La reciente Directiva General N° 001-2012-MTPE/2/16 aprobada por R.M. N° 118-2013-TR aborda la problemática relativa a la negativa injustificada o impedimento de que el inspector ingrese a un centro de trabajo por parte del empleador inspeccionado. La directiva considera como negativa injustificada la oposición al ingreso del inspector de trabajo sin expresar motivo alguno de su rechazo o expresando razones inconsistentes, mientras que impedimento es cualquier obstáculo que interponga el empleador inspeccionado que haga difícil o riesgoso el ingreso del inspector laboral, que utilice la fuerza física para evitar el ingreso o simplemente no abran la puerta ante el llamado del inspector.

Recordemos que hace unos años se estableció que no debe mediar más de 10 minutos desde que el inspector comunica su presencia y se le permita ingresar al centro de trabajo, disposición reiterada por la directiva bajo comentario.

Las infracciones

Añade la directiva que el empleador debe agotar los medios necesarios para llevar a cabo la comprobación del contenido de la orden de inspección, sin perjuicio de extender el acta por la infracción a la labor inspectiva. Esto supone que si después de una segunda visita el inspector es recibido y no detecta incumplimiento de normal laboral alguna, el empleador no se librará de la multa por haber impedido el ingreso la primera vez. Se indica que el agotamiento de medios necesarios implica que el inspector verifique en las inmediaciones del lugar en que se produjo la infracción, tome fotografía o videos, entre otros, pudiendo inclusive hacerse acompañar por la policia desde la primera visita al centro de trabajo. La negativa o impedimento de ingreso podrá constar en el acta de constatación policial que se anexa al expediente inspectivo, encontrándose el inspector facultado a denunciar penalmente al empleador por desobediencia y/o resistencia a la autoridad.

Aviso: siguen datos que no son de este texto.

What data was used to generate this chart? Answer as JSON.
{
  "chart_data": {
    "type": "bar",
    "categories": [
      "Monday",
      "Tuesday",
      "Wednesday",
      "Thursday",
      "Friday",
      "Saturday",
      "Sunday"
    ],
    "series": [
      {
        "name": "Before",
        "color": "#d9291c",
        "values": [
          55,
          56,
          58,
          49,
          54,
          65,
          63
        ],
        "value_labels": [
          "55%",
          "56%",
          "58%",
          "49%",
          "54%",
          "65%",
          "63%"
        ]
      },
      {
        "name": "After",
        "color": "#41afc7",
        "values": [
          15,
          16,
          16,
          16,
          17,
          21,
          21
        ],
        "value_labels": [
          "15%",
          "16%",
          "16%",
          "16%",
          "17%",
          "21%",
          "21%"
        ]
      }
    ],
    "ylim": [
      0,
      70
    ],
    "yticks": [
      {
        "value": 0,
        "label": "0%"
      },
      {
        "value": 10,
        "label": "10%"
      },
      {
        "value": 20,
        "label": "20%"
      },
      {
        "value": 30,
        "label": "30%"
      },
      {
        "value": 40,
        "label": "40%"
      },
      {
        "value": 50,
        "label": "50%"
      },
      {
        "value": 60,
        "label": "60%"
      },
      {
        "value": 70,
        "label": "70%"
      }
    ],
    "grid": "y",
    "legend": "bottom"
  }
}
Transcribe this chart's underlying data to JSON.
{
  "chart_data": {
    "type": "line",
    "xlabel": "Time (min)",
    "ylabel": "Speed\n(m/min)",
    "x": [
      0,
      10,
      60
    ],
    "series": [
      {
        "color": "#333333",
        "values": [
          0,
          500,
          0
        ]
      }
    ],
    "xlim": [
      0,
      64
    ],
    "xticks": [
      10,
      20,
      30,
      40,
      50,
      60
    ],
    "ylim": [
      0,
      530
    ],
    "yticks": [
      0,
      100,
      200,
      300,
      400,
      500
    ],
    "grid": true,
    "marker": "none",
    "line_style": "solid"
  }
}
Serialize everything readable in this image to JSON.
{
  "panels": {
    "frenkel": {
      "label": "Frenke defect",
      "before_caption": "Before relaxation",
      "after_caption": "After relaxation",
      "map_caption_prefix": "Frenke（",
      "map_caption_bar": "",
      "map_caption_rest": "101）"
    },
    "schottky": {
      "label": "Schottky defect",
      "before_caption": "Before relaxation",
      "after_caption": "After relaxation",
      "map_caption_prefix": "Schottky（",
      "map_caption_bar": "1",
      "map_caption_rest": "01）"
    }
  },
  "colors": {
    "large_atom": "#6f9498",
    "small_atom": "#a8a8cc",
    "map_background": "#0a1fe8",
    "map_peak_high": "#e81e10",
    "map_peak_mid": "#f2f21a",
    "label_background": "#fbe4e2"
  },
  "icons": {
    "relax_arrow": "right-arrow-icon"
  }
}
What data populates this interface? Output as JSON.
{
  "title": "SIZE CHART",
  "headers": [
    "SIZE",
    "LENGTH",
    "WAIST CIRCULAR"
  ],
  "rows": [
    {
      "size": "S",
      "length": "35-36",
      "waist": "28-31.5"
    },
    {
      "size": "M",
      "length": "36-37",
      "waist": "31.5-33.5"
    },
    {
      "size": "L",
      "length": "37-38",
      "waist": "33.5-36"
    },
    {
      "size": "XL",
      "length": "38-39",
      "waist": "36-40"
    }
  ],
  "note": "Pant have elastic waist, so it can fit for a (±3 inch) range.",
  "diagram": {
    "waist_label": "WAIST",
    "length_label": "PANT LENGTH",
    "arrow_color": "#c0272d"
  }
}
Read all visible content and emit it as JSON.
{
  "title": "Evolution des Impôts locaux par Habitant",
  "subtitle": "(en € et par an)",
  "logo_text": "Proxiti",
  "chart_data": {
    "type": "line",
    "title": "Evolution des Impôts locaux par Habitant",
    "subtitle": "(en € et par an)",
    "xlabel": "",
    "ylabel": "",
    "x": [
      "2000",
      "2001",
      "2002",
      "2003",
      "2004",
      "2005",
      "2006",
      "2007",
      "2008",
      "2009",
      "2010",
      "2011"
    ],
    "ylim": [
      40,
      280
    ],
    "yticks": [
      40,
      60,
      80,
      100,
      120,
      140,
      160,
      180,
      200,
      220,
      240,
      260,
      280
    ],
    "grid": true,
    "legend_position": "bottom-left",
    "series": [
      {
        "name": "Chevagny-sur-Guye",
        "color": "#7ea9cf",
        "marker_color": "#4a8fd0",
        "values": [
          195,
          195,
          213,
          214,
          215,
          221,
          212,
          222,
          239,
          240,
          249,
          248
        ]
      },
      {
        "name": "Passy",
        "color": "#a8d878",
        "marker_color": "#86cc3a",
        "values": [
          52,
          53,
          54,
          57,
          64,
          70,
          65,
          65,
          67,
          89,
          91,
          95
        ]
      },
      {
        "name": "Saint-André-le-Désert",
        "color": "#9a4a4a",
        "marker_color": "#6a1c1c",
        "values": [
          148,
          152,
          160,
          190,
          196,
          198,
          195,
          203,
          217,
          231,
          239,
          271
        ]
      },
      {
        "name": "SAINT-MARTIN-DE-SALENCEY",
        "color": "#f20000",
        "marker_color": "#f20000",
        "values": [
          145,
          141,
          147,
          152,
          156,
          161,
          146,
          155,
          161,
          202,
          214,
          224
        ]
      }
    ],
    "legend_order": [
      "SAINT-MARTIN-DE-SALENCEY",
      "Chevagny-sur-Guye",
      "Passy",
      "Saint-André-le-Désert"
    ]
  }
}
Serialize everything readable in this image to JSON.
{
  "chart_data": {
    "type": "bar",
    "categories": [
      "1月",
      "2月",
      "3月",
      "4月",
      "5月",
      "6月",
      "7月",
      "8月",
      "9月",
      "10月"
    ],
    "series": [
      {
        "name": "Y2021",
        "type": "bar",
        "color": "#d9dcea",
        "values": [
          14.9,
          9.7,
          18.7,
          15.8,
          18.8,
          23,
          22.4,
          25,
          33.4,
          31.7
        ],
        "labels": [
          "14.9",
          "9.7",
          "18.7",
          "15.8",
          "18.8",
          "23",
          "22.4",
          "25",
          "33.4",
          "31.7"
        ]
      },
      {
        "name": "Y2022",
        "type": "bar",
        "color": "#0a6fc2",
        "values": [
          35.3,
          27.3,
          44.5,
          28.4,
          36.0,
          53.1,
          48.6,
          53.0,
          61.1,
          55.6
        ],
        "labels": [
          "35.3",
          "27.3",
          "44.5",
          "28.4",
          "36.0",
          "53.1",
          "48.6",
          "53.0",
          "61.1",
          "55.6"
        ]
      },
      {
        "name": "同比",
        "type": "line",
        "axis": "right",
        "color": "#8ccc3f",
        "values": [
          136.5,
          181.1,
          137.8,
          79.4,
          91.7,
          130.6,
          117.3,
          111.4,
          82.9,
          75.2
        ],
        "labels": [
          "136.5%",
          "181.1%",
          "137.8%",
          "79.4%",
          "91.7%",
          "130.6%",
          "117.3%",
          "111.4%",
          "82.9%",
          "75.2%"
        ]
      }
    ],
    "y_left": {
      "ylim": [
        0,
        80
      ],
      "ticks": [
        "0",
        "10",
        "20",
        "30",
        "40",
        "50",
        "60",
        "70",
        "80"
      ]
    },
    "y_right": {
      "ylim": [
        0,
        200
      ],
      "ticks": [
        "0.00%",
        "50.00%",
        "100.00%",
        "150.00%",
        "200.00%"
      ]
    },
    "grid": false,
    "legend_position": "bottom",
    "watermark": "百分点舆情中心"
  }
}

Es conveniente señalar que la directiva establece que las actuaciones inspectivas en caso de negativa injustificada o impedimento de ingreso culminan con la tercera visita inspectiva. Cada negativa injustificada culminan con la tercera visita inspectiva. Cada negativa injustificada o impedimento de ingreso que se verifique constiutye una infracción autónoma pudiendo ser el empleador sancionado en un años hasta con S/. 111,000 o S/. 1´110,000, esto último cuando se implemente la Sunafil.

La inspección laboral podrá, a partir de la directiva, solicitar a través de la Procuraduría Pública del Ministerio de Trabajo o Gobierno Regional respectivo, la expedición de una autorización judicial de ingreso al centro de trabajo, la cual, conforme lo regula la Nueva Ley Procesal de Trabajo, debe otorgarse dentro de las 24 horas de solicitada.

La solicitud de auxilio puede requerir que el Juez autorice el descerraje, la remoción de barricadas, el uso de la fuerza pública para remover a quienes impidan el ingreso del inspector, el resguardo policial en la inspección u otros que correspondan.

Como podrá advertirse, el principal efecto buscado por la directiva consiste en que el inspector laboral cuente con pautas operativas que le permitan, sin atentar contra su integridad, el sortear los distintos obstáculos que le coloque el mal empleador y así cumplir con su rol esencial.

En suma, teniendo la inspección del trabajo como ejece centrar la verificación por parte de los empleadores del cumplimiento de sus obligaciones como tales en tanto subordinan a personas a cambio de una remuneración, buscando ¨protefer a los trabajadores en el ejercicio de su profesión¨, es absolutamente acetado dotar a los inspectores de herramientas que les permitan cumplir a cabalidad con las metas realistas que se fijen.